MALONYL COENZYME A DECARBOXYLASE REGULATES LIPID AND GLUCOSE METABOLISM IN HUMAN SKELETAL MUSCLE

Abstract

Objective: Malonyl-CoA decarboxylase (MCD) is a key enzyme responsible for malonyl-CoA turnover and functions in the control of the balance between lipid and glucose metabolism. We utilized RNA interference (siRNA) based gene silencing to determine the direct role of MCD on metabolic responses in primary human skeletal muscle.

Research Design And Methods: We used siRNA to silence MCD gene expression in cultured human myotubes from healthy volunteers (7 male and 7 female) with no known metabolic disorders. Thereafter, we determined lipid and glucose metabolism and signal transduction under basal and insulin-stimulated conditions.

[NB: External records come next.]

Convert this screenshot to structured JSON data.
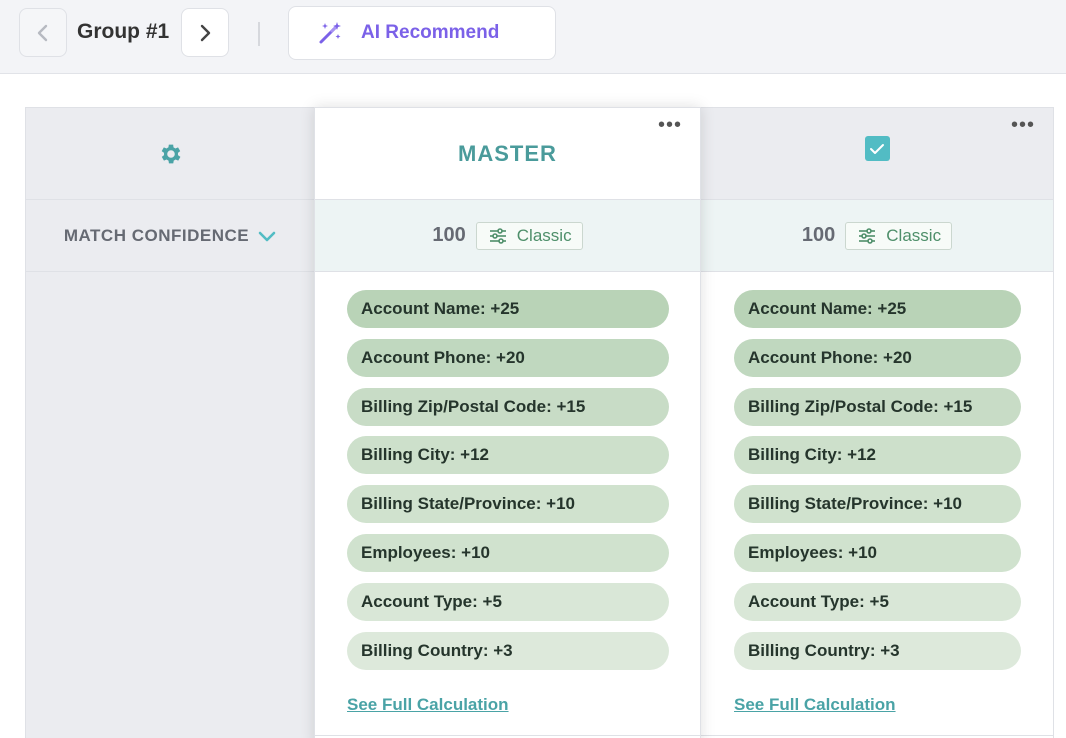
{
  "toolbar": {
    "group_title": "Group #1",
    "ai_recommend_label": "AI Recommend",
    "accent_color": "#7b61e8"
  },
  "grid": {
    "left": {
      "match_confidence_label": "MATCH CONFIDENCE"
    },
    "master": {
      "title": "MASTER",
      "score": "100",
      "scoring_mode": "Classic",
      "pills": [
        {
          "label": "Account Name: +25",
          "color": "#b9d3b7"
        },
        {
          "label": "Account Phone: +20",
          "color": "#c0d8bf"
        },
        {
          "label": "Billing Zip/Postal Code: +15",
          "color": "#c8dcc6"
        },
        {
          "label": "Billing City: +12",
          "color": "#cde0cb"
        },
        {
          "label": "Billing State/Province: +10",
          "color": "#d0e2ce"
        },
        {
          "label": "Employees: +10",
          "color": "#d0e2ce"
        },
        {
          "label": "Account Type: +5",
          "color": "#d9e7d7"
        },
        {
          "label": "Billing Country: +3",
          "color": "#dde9db"
        }
      ],
      "see_full_label": "See Full Calculation"
    },
    "record": {
      "selected": true,
      "score": "100",
      "scoring_mode": "Classic",
      "pills": [
        {
          "label": "Account Name: +25",
          "color": "#b9d3b7"
        },
        {
          "label": "Account Phone: +20",
          "color": "#c0d8bf"
        },
        {
          "label": "Billing Zip/Postal Code: +15",
          "color": "#c8dcc6"
        },
        {
          "label": "Billing City: +12",
          "color": "#cde0cb"
        },
        {
          "label": "Billing State/Province: +10",
          "color": "#d0e2ce"
        },
        {
          "label": "Employees: +10",
          "color": "#d0e2ce"
        },
        {
          "label": "Account Type: +5",
          "color": "#d9e7d7"
        },
        {
          "label": "Billing Country: +3",
          "color": "#dde9db"
        }
      ],
      "see_full_label": "See Full Calculation"
    }
  },
  "icons": {
    "prev": "chevron-left-icon",
    "next": "chevron-right-icon",
    "ai": "magic-wand-icon",
    "settings": "gear-icon",
    "sort": "chevron-down-icon",
    "more": "more-horizontal-icon",
    "classic": "sliders-icon",
    "checkbox": "check-icon"
  }
}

Results: RNA interference-based silencing of MCD expression (75% reduction) increased malonyl-CoA levels 2-fold and shifts substrate utilization from lipid to glucose oxidation. RNA interference-based depletion of MCD reduced basal palmitate oxidation. In parallel with this reduction, palmitate uptake was decreased under basal (40%) and insulin-stimulated (49%) conditions, compared to myotubes transfected with a scrambled sequence. MCD silencing increased basal and insulin-mediated glucose oxidation 1.4- and 2.6-fold, respectively, compared to myotubes transfected with a scrambled sequence. In addition, glucose transport and cell-surface GLUT4 content was increased. In contrast, insulin action on IRS-1 tyrosine phosphorylation, tyrosine-associated PI 3-kinase activity, Akt and GSK phosphorylation was unaltered between myotubes transfected with siRNA against MCD versus a scrambled sequence.

Conclusion: These results provide evidence that MCD silencing suppresses lipid uptake and enhances glucose uptake in primary human myotubes. In conclusion MCD expression plays a key reciprocal role in the balance between lipid and glucose metabolism.